Dobbiamo occuparci di veri problemi - problemi legati al valore e ai fini della nostra tecnica.
Dovremo far vedere che la tecnica non soltanto promette grandezza e potere ma nasconde anche pericoli; che il male e il bene le sono propri come accade per ogni azione umana; che il nostro compito è prendere la giusta decisione.
Ogni decisione porta a un tipo d'ordine particolare.
Quindi dobbiamo comprendere quali principi dell'ordine sono possibili e renderli chiari.
Dobbiamo riconoscere che l'ordine risultato di un principio meccanicistico attribuisce un peso eccessivo agli aspetti materialistici e funzionalistici della vita e che per questo non può stimolare la nostra attesa per il prevalere dei fini sui mezzi e la nostra aspirazione a dignità e valore.

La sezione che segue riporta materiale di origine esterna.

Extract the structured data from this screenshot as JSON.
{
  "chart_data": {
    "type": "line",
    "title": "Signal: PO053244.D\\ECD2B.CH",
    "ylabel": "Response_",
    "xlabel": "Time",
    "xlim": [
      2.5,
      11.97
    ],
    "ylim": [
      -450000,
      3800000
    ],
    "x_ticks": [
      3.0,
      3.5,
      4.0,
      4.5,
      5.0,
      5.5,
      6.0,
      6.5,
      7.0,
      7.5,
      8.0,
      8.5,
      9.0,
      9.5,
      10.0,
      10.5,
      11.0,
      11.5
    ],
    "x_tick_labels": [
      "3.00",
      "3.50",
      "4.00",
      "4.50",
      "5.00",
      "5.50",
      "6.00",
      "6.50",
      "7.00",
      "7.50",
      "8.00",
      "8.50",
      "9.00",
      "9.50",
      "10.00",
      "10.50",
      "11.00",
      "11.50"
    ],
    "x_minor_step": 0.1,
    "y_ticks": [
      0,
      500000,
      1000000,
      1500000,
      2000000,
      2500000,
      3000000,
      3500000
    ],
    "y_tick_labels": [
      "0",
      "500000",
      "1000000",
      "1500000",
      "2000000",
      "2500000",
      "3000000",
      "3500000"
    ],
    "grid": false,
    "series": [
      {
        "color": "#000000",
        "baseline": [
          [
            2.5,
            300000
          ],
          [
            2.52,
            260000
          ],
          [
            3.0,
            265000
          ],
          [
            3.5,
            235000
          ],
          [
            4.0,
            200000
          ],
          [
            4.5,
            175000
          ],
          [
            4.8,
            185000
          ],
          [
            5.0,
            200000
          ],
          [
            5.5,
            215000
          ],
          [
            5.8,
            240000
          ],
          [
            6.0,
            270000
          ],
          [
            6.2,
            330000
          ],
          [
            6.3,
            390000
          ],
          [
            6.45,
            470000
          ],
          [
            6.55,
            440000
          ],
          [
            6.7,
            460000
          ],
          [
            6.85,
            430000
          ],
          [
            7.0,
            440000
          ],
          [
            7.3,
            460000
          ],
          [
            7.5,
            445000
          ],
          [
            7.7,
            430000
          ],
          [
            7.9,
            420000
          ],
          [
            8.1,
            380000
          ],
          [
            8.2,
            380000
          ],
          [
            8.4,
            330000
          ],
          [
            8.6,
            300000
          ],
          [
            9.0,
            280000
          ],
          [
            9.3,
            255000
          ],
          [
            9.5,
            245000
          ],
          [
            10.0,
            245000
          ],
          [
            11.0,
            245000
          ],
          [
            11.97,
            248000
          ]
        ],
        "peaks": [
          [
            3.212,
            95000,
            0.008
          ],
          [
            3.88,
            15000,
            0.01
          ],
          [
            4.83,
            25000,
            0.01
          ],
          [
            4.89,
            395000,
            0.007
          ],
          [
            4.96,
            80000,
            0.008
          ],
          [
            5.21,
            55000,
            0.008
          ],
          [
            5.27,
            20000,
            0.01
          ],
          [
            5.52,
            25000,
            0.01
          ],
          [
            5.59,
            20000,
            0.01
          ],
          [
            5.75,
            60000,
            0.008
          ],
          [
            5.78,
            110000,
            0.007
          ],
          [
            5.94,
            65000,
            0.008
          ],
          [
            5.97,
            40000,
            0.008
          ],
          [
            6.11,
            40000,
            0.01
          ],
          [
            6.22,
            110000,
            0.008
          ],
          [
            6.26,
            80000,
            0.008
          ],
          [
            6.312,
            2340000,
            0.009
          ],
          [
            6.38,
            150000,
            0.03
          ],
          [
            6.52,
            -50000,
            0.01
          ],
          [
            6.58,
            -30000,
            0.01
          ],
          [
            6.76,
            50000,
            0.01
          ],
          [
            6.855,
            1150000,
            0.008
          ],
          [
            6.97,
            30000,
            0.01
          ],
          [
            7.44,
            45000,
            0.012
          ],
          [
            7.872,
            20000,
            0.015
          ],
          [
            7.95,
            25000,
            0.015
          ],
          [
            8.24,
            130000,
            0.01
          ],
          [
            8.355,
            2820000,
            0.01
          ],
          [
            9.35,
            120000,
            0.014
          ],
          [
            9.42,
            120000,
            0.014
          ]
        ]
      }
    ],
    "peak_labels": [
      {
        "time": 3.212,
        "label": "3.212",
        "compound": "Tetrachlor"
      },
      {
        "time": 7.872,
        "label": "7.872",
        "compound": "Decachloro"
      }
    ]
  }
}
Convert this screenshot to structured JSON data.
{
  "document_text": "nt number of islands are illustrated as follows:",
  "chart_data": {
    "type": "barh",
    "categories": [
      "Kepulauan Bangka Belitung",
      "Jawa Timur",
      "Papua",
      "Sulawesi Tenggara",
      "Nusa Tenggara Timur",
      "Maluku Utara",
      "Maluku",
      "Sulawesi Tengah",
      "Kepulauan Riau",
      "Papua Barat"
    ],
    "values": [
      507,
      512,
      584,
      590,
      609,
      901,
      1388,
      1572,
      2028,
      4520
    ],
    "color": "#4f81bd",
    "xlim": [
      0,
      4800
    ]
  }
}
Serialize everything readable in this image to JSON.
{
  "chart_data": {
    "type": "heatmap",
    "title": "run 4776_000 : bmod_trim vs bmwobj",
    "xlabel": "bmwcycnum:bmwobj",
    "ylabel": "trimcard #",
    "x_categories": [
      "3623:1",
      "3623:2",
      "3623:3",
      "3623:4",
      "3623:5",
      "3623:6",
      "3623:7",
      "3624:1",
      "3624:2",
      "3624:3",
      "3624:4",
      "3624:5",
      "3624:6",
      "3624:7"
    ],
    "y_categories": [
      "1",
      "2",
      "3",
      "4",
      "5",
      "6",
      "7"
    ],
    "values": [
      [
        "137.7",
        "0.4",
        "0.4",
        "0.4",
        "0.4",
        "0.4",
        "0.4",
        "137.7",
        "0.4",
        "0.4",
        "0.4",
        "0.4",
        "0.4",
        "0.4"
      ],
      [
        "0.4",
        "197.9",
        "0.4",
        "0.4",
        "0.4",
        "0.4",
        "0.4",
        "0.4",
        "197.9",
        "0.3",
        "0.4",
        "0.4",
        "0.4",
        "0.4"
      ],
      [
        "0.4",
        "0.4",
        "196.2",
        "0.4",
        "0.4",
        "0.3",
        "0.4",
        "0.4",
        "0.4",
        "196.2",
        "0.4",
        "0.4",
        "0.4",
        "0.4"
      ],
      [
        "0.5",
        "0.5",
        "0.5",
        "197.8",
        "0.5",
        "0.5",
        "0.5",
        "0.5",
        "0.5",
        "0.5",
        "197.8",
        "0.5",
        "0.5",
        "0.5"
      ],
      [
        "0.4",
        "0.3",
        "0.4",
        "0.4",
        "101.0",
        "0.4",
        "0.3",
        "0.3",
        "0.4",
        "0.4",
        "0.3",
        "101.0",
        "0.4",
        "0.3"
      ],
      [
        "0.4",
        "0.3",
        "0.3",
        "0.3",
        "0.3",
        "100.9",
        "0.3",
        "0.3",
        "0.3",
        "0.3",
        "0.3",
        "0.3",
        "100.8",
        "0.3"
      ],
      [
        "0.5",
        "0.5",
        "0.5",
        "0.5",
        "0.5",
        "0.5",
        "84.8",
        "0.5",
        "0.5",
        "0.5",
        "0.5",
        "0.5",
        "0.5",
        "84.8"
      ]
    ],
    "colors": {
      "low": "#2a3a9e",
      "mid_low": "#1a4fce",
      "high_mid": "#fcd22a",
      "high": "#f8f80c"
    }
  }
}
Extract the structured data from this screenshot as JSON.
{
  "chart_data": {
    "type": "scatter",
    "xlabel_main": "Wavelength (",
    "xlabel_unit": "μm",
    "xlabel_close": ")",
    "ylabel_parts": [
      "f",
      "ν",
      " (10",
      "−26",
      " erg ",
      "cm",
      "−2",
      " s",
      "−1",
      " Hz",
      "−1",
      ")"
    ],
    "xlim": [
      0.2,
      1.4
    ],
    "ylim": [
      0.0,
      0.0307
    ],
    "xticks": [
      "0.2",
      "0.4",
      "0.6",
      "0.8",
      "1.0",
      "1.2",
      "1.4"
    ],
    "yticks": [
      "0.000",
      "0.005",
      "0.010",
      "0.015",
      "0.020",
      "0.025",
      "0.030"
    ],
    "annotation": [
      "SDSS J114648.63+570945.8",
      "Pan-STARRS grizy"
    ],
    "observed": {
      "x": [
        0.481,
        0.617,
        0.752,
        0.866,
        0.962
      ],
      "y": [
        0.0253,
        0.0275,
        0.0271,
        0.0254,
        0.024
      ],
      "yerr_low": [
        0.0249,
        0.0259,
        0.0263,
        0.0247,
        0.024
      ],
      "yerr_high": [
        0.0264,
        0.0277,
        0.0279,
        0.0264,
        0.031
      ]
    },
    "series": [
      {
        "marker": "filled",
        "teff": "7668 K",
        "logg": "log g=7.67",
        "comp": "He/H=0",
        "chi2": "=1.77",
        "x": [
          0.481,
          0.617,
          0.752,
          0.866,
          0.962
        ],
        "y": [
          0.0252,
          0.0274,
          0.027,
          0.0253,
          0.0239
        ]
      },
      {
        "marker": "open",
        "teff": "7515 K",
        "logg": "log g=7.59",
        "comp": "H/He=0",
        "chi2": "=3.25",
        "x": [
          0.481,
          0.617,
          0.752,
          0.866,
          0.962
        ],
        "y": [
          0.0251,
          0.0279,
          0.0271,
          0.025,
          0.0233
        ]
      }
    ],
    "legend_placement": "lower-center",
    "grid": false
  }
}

L'ordine derivato da un principio idealistico, d'altro canto, incline a enfatizzare astrazione e forma, non può soddisfare il nostro interesse per la semplice realtà né il nostro senso pratico.
Pertanto noi dobbiamo porre l'accento sull'ordine derivato da un principio organico, come mezzo atto a consentire il felice relazionarsi delle parti tra loro e delle parti al tutto.
E dovremo prendere posizione.
Il lungo cammino che porta dal materiale al lavoro creativo attraverso la funzione ha soltanto un unico fine; trarre ordine dalla disperante confusione del nostro tempo.
Dobbiamo avere ordine, assegnando a ciascuna cosa la sua appropriata collocazione e assegnando a ciascuna cosa quanto le spetta secondo natura.
Dovremmo farlo in modo tanto perfetto da far sì che da esso fiorisca il mondo delle nostre creazioni. Non vogliamo di più; di più non possiamo fare.
Nulla può esprimere i modi e i fini del nostro lavoro meglio delle profonde parole di Sant'Agostino: "la Bellezza è il risplendere del Vero"».